= Hayrapet Hayrapetyan =

Armenian poet, writer, translator

Hayrapet Sardari Hayrapetyan (December 1, 1874, Tanakert, Ordubad District, Nakhichevan – March 7, 1962, Yerevan) was an Armenian poet, children's writer, translator, Honored Teacher of the USSR (1950), member of the Union of Soviet Writers (1934).

==Biography==
Hayrapet Hayrapetyan was born in the village of Tanakert in Nakhichevan. From 1888 to 1893 he studied at the Nersisyan School in Tbilisi, where he was a student of Perch Proshyan and Hovhannes Hovhannisyan. Then he taught for about 40 years in Meghri, Sisian, Mozdok, Kutaisi, Derbent, Astrakhan, Pyatigorsk, Yerevan and other places, taught Armenian. In 1933–1955 he worked in the "Pioneer Call" newspaper's editorial office. He compiled mother tongue textbooks for Armenian schools (1930–1970).

In 1931, Hayrapetyan's first collection, The Commune of Bees, was published.
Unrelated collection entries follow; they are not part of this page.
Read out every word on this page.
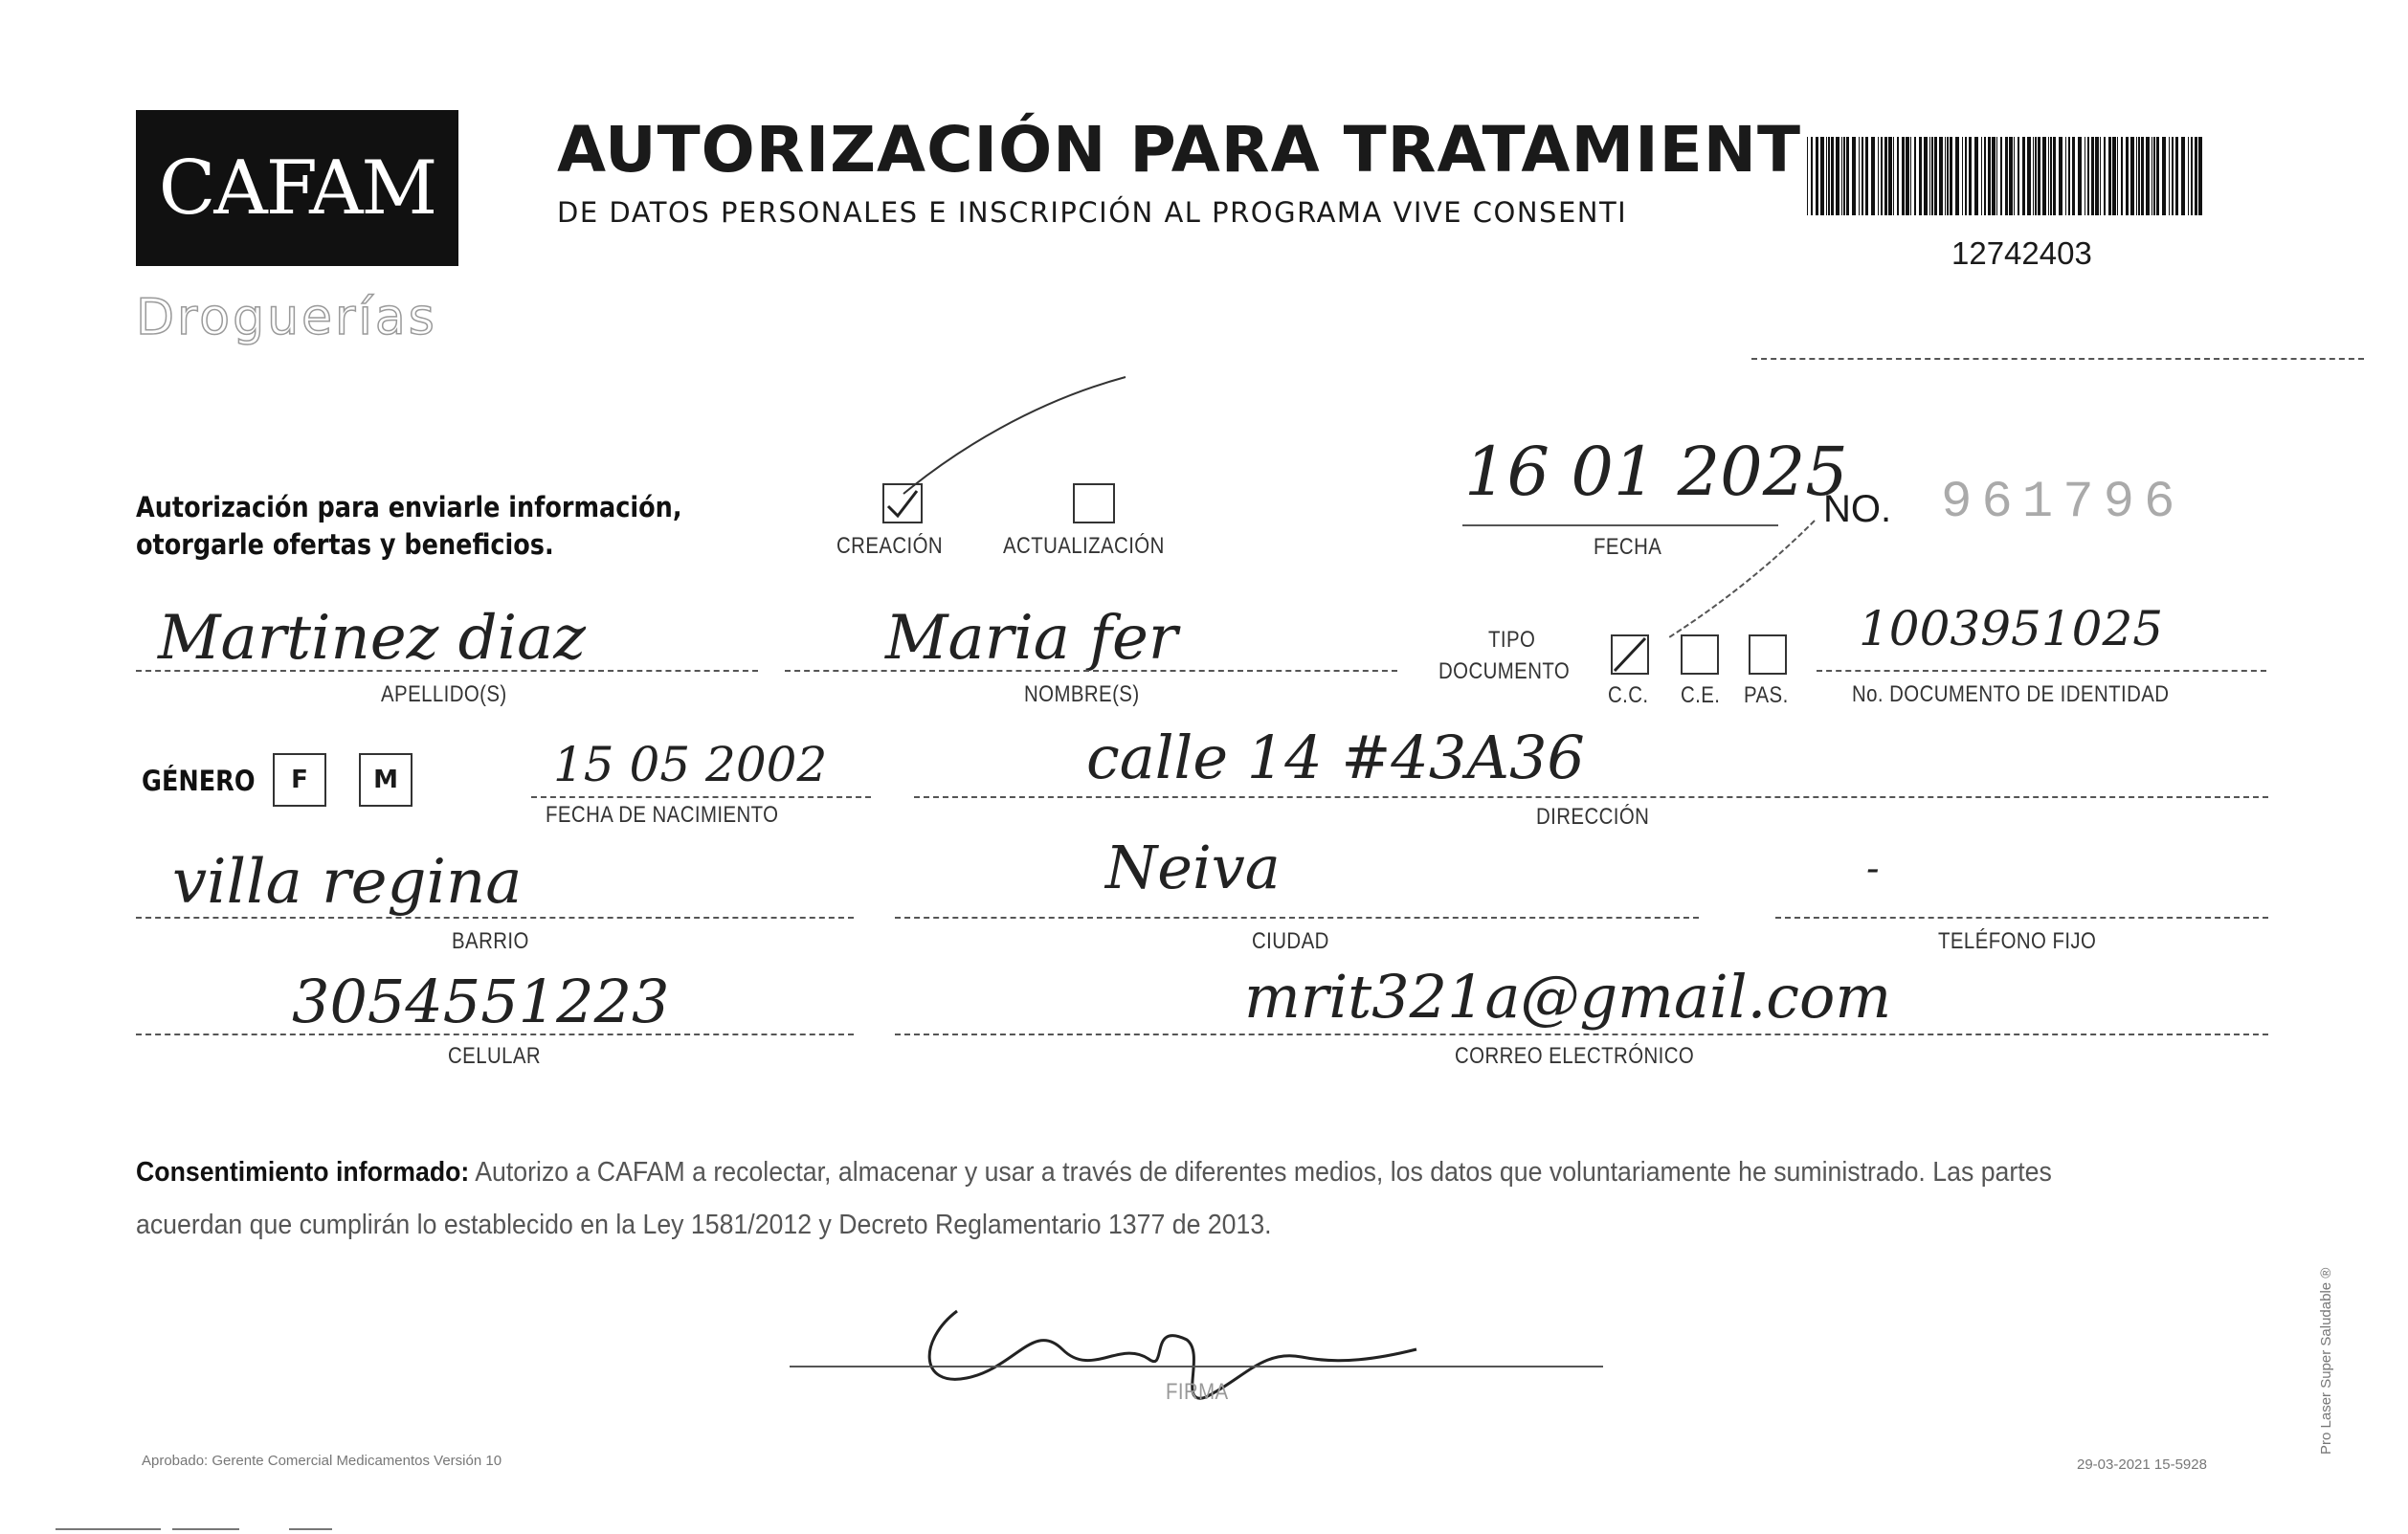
CAFAM
Droguerías
AUTORIZACIÓN PARA TRATAMIENT
DE DATOS PERSONALES E INSCRIPCIÓN AL PROGRAMA VIVE CONSENTI
12742403
Autorización para enviarle información,
otorgarle ofertas y beneficios.	CREACIÓN	ACTUALIZACIÓN
16 01 2025
FECHA
NO. 961796
Martinez diaz
APELLIDO(S)
Maria fer
NOMBRE(S)
TIPO
DOCUMENTO
C.C. C.E. PAS.
1003951025
No. DOCUMENTO DE IDENTIDAD
GÉNERO F	M	15 05 2002
FECHA DE NACIMIENTO
calle 14 #43A36
DIRECCIÓN
villa regina
BARRIO
Neiva
CIUDAD
-
TELÉFONO FIJO
3054551223
CELULAR
mrit321a@gmail.com
CORREO ELECTRÓNICO
Consentimiento informado: Autorizo a CAFAM a recolectar, almacenar y usar a través de diferentes medios, los datos que voluntariamente he suministrado. Las partes acuerdan que cumplirán lo establecido en la Ley 1581/2012 y Decreto Reglamentario 1377 de 2013.
FIRMA
Aprobado: Gerente Comercial Medicamentos Versión 10	29-03-2021 15-5928
Pro Laser Super Saludable ®
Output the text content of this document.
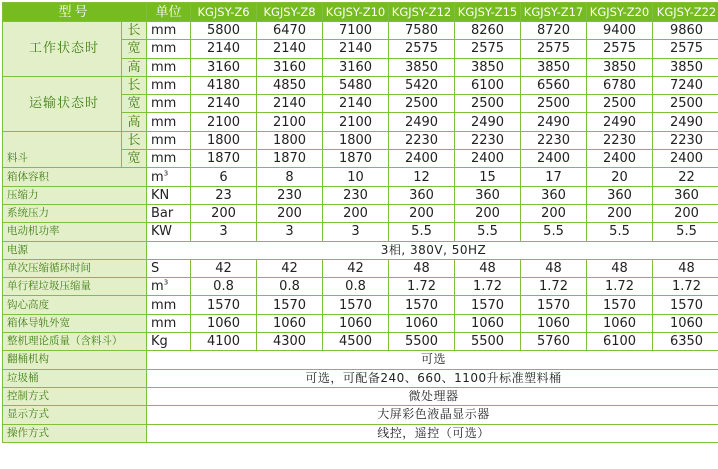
型号		单位	KGJSY-Z6	KGJSY-Z8	KGJSY-Z10	KGJSY-Z12	KGJSY-Z15	KGJSY-Z17	KGJSY-Z20	KGJSY-Z22
工作状态时	长	mm	5800	6470	7100	7580	8260	8720	9400	9860
	宽	mm	2140	2140	2140	2575	2575	2575	2575	2575
	高	mm	3160	3160	3160	3850	3850	3850	3850	3850
运输状态时	长	mm	4180	4850	5480	5420	6100	6560	6780	7240
	宽	mm	2140	2140	2140	2500	2500	2500	2500	2500
	高	mm	2100	2100	2100	2490	2490	2490	2490	2490
料斗	长	mm	1800	1800	1800	2230	2230	2230	2230	2230
	宽	mm	1870	1870	1870	2400	2400	2400	2400	2400
箱体容积		$m^3$	6	8	10	12	15	17	20	22
压缩力		KN	23	230	230	360	360	360	360	360
系统压力		Bar	200	200	200	200	200	200	200	200
电动机功率		KW	3	3	3	5.5	5.5	5.5	5.5	5.5
电源		3相, 380V, 50HZ								
单次压缩循环时间		S	42	42	42	48	48	48	48	48
单行程垃圾压缩量		$m^3$	0.8	0.8	0.8	1.72	1.72	1.72	1.72	1.72
钩心高度		mm	1570	1570	1570	1570	1570	1570	1570	1570
箱体导轨外宽		mm	1060	1060	1060	1060	1060	1060	1060	1060
整机理论质量（含料斗）		Kg	4100	4300	4500	5500	5500	5760	6100	6350
翻桶机构		可选								
垃圾桶		可选，可配备240、660、1100升标准塑料桶								
控制方式		微处理器								
显示方式		大屏彩色液晶显示器								
操作方式		线控，遥控（可选）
Later, his "Birds" (1935), "My Songs" (1939), "Bouquet" (1948), "Memories from Childhood Days" (1956), "The Khan and the Shepherd" (1959), "For Kids" (1961) collections were published.

Hayrapetyan wrote mainly for children. His source of inspiration was nature – spring, flowers, birds, animals. His works are characterized by a delicate perception of child psychology and thinking. Hayrapetyan's "Snowdrop", "Spring", "Tree Planting", "May", "The Flower and the Violet", "Autumn", "Beautiful Night" and many other poems stand out with their simplicity and lyricism.

Hayrapetyan also wrote the historical poem "Wolf Vahan" (1943). He translated from Russian the works of Lev Tolstoy, Anton Chekhov, Ivan Krylov, Samuel Marshak, Daniel Defoe, Jack London, Jonathan Swift and other writers.

Yerevan Basic School No. 78 is named after Hayrapet Hayrapetyan.